Este Colab lo guía a través de los detalles de cómo cargar MoveNet y ejecutar inferencias en la imagen de entrada y el video a continuación.

Estimación de la postura humana con MoveNet

Bibliotecas de visualización e importaciones

pip install -q imageio
pip install -q opencv-python
pip install -q git+https://github.com/tensorflow/docs
import tensorflow as tf
import tensorflow_hub as hub
from tensorflow_docs.vis import embed
import numpy as np
import cv2

# Import matplotlib libraries
from matplotlib import pyplot as plt
from matplotlib.collections import LineCollection
import matplotlib.patches as patches

# Some modules to display an animation using imageio.
import imageio
from IPython.display import HTML, display
2021-07-29 12:28:23.195580: I tensorflow/stream_executor/platform/default/dso_loader.cc:53] Successfully opened dynamic library libcudart.so.11.0

Funciones de ayuda para la visualización

Modelo de carga desde el concentrador TF

model_name = "movenet_lightning"

if "tflite" in model_name:
  if "movenet_lightning_f16" in model_name:
    !wget -q -O model.tflite https://tfhub.dev/google/lite-model/movenet/singlepose/lightning/tflite/float16/4?lite-format=tflite
    input_size = 192
  elif "movenet_thunder_f16" in model_name:
    !wget -q -O model.tflite https://tfhub.dev/google/lite-model/movenet/singlepose/thunder/tflite/float16/4?lite-format=tflite
    input_size = 256
  elif "movenet_lightning_int8" in model_name:
    !wget -q -O model.tflite https://tfhub.dev/google/lite-model/movenet/singlepose/lightning/tflite/int8/4?lite-format=tflite
    input_size = 192
  elif "movenet_thunder_int8" in model_name:
    !wget -q -O model.tflite https://tfhub.dev/google/lite-model/movenet/singlepose/thunder/tflite/int8/4?lite-format=tflite
    input_size = 256
  else:
    raise ValueError("Unsupported model name: %s" % model_name)

  # Initialize the TFLite interpreter
  interpreter = tf.lite.Interpreter(model_path="model.tflite")
  interpreter.allocate_tensors()

  def movenet(input_image):
    """Runs detection on an input image.

    Args:
      input_image: A [1, height, width, 3] tensor represents the input image
        pixels.

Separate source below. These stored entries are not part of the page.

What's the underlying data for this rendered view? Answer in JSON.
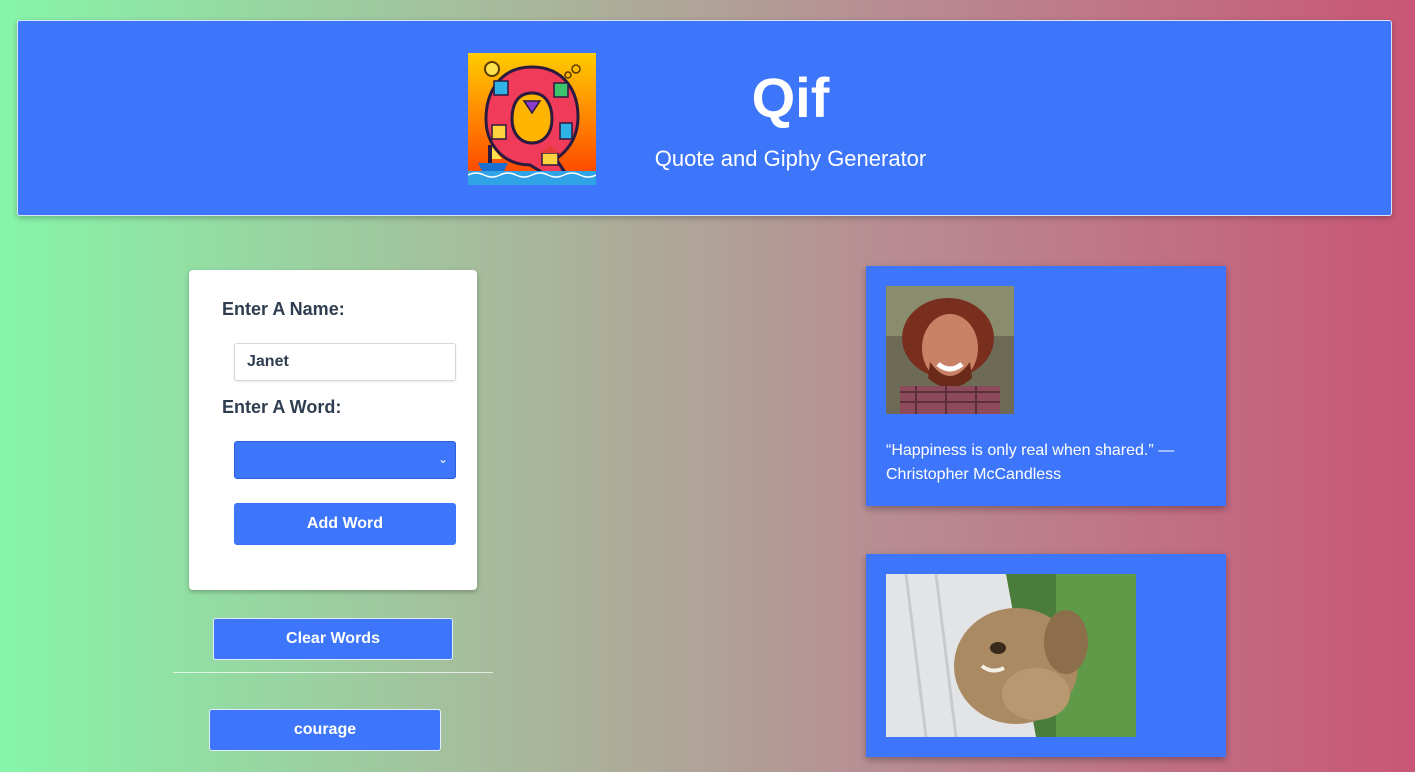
{
  "header": {
    "title": "Qif",
    "subtitle": "Quote and Giphy Generator",
    "logo_icon": "q-mosaic-logo"
  },
  "form": {
    "name_label": "Enter A Name:",
    "name_value": "Janet",
    "word_label": "Enter A Word:",
    "word_selected": "",
    "add_word_label": "Add Word"
  },
  "actions": {
    "clear_words_label": "Clear Words"
  },
  "words": [
    "courage"
  ],
  "results": [
    {
      "gif_icon": "smiling-bearded-man-gif",
      "quote": "“Happiness is only real when shared.” — Christopher McCandless"
    },
    {
      "gif_icon": "bunny-gif",
      "quote": ""
    }
  ],
  "colors": {
    "primary": "#3e76fb",
    "gradient_start": "#86f5a9",
    "gradient_end": "#c95677",
    "label_text": "#2e3e50"
  }
}
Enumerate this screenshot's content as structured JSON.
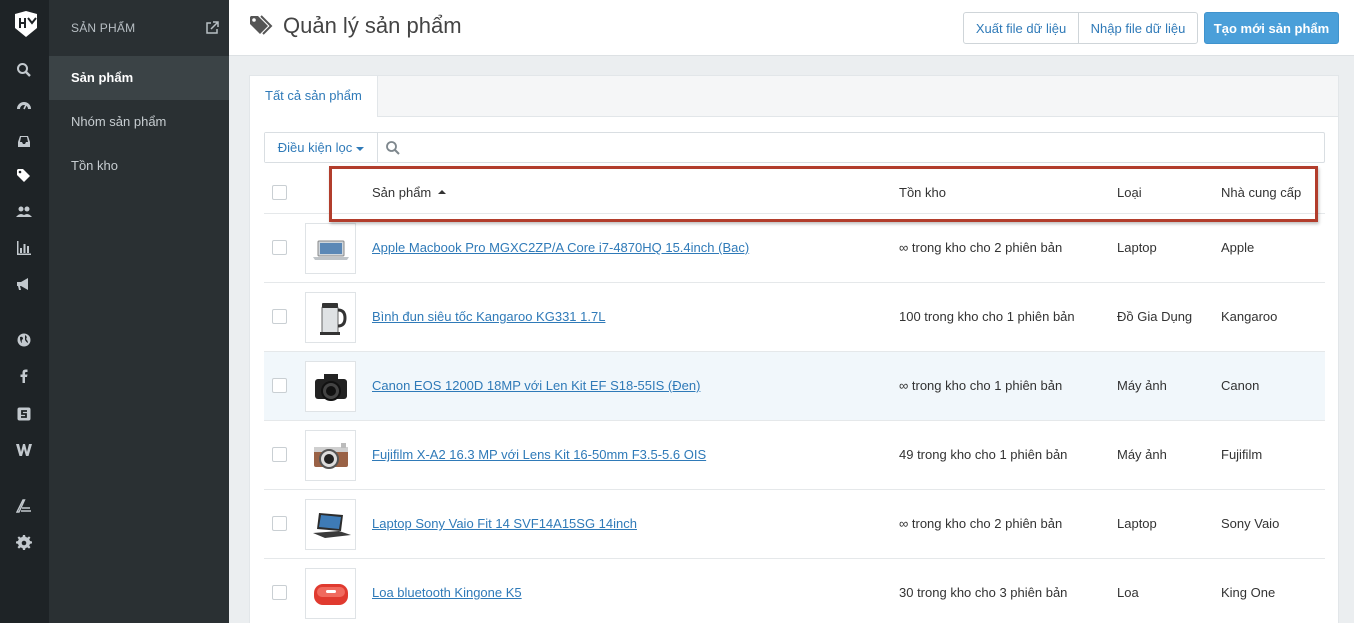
{
  "sidebar": {
    "section_title": "SẢN PHẨM",
    "items": [
      {
        "label": "Sản phẩm",
        "active": true
      },
      {
        "label": "Nhóm sản phẩm",
        "active": false
      },
      {
        "label": "Tồn kho",
        "active": false
      }
    ]
  },
  "header": {
    "title": "Quản lý sản phẩm",
    "export_label": "Xuất file dữ liệu",
    "import_label": "Nhập file dữ liệu",
    "create_label": "Tạo mới sản phẩm"
  },
  "tabs": [
    {
      "label": "Tất cả sản phẩm"
    }
  ],
  "filter": {
    "label": "Điều kiện lọc",
    "search_value": ""
  },
  "table": {
    "columns": {
      "product": "Sản phẩm",
      "stock": "Tồn kho",
      "type": "Loại",
      "vendor": "Nhà cung cấp"
    },
    "rows": [
      {
        "name": "Apple Macbook Pro MGXC2ZP/A Core i7-4870HQ 15.4inch (Bac)",
        "stock": "∞ trong kho cho 2 phiên bản",
        "type": "Laptop",
        "vendor": "Apple",
        "thumb_icon": "laptop-thumbnail"
      },
      {
        "name": "Bình đun siêu tốc Kangaroo KG331 1.7L",
        "stock": "100 trong kho cho 1 phiên bản",
        "type": "Đồ Gia Dụng",
        "vendor": "Kangaroo",
        "thumb_icon": "kettle-thumbnail"
      },
      {
        "name": "Canon EOS 1200D 18MP với Len Kit EF S18-55IS (Đen)",
        "stock": "∞ trong kho cho 1 phiên bản",
        "type": "Máy ảnh",
        "vendor": "Canon",
        "thumb_icon": "camera-thumbnail"
      },
      {
        "name": "Fujifilm X-A2 16.3 MP với Lens Kit 16-50mm F3.5-5.6 OIS",
        "stock": "49 trong kho cho 1 phiên bản",
        "type": "Máy ảnh",
        "vendor": "Fujifilm",
        "thumb_icon": "camera-thumbnail"
      },
      {
        "name": "Laptop Sony Vaio Fit 14 SVF14A15SG 14inch",
        "stock": "∞ trong kho cho 2 phiên bản",
        "type": "Laptop",
        "vendor": "Sony Vaio",
        "thumb_icon": "laptop-thumbnail"
      },
      {
        "name": "Loa bluetooth Kingone K5",
        "stock": "30 trong kho cho 3 phiên bản",
        "type": "Loa",
        "vendor": "King One",
        "thumb_icon": "speaker-thumbnail"
      }
    ]
  },
  "rail_icons": [
    "search-icon",
    "dashboard-icon",
    "inbox-icon",
    "tag-icon",
    "users-icon",
    "chart-icon",
    "megaphone-icon",
    "globe-icon",
    "facebook-icon",
    "s-icon",
    "w-icon",
    "apps-icon",
    "gear-icon"
  ],
  "colors": {
    "rail": "#1e2326",
    "submenu": "#2a3033",
    "accent": "#4a9fd9",
    "link": "#2f7ab8",
    "highlight_box": "#b23d2c"
  }
}
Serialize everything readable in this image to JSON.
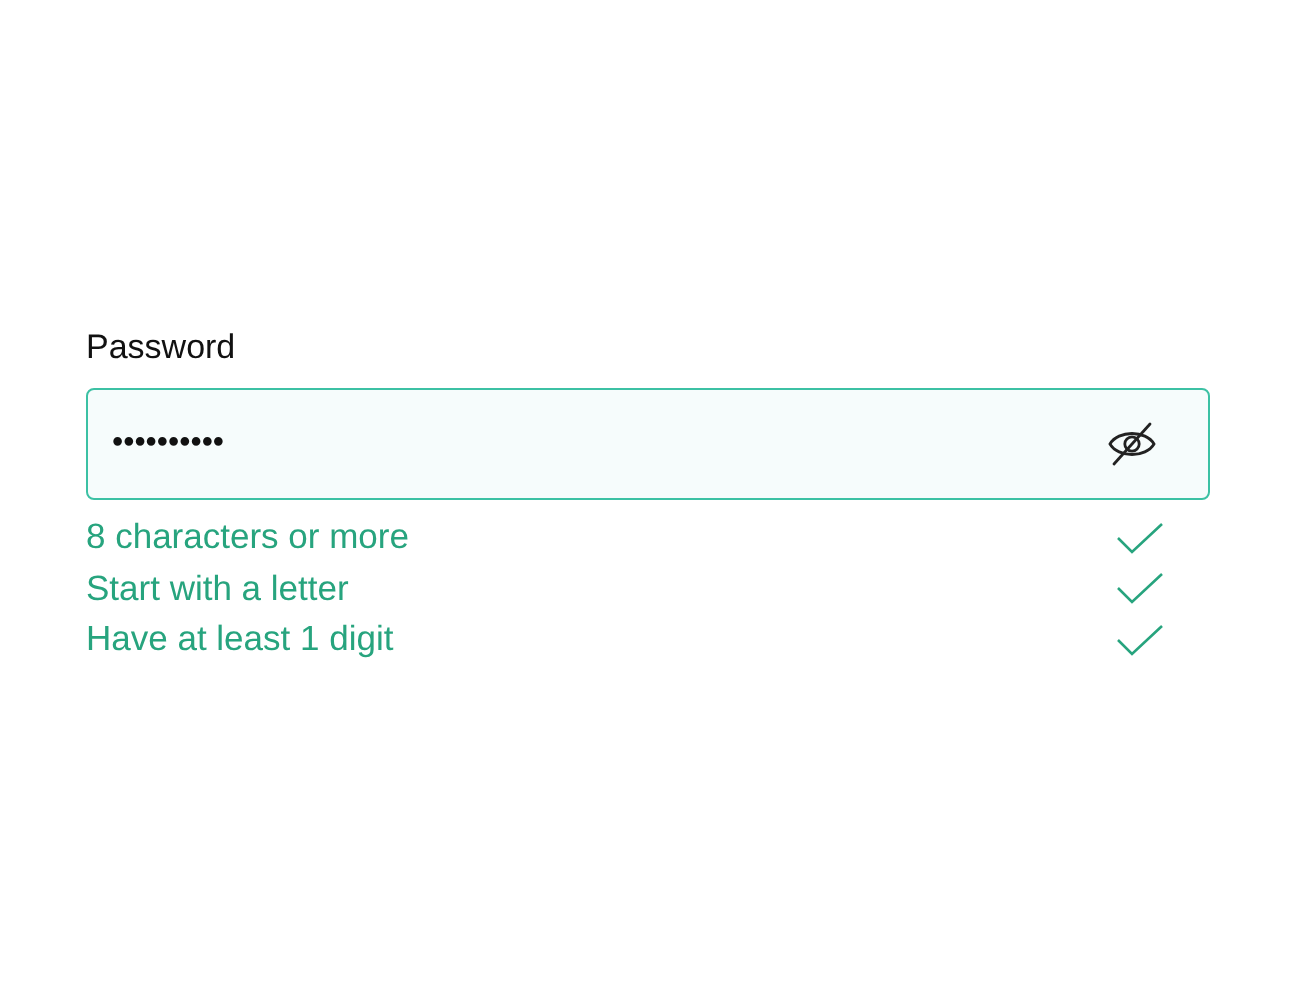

Note that the height/width should already be resized and match the
        expected input resolution of the model before passing into this function.

    Returns:
      A [1, 1, 17, 3] float numpy array representing the predicted keypoint
      coordinates and scores.
    """
    # TF Lite format expects tensor type of uint8.
    input_image = tf.cast(input_image, dtype=tf.uint8)
    input_details = interpreter.get_input_details()
    output_details = interpreter.get_output_details()
    interpreter.set_tensor(input_details[0]['index'], input_image.numpy())
    # Invoke inference.
    interpreter.invoke()
    # Get the model prediction.
    keypoints_with_scores = interpreter.get_tensor(output_details[0]['index'])
    return keypoints_with_scores

else:
  if "movenet_lightning" in model_name:
    module = hub.load("https://tfhub.dev/google/movenet/singlepose/lightning/4")
    input_size = 192
  elif "movenet_thunder" in model_name:
    module = hub.load("https://tfhub.dev/google/movenet/singlepose/thunder/4")
    input_size = 256
  else:
    raise ValueError("Unsupported model name: %s" % model_name)

  def movenet(input_image):
    """Runs detection on an input image.

    Args:
      input_image: A [1, height, width, 3] tensor represents the input image
        pixels. Note that the height/width should already be resized and match the
        expected input resolution of the model before passing into this function.

    Returns:
      A [1, 1, 17, 3] float numpy array representing the predicted keypoint
      coordinates and scores.
    """
    model = module.signatures['serving_default']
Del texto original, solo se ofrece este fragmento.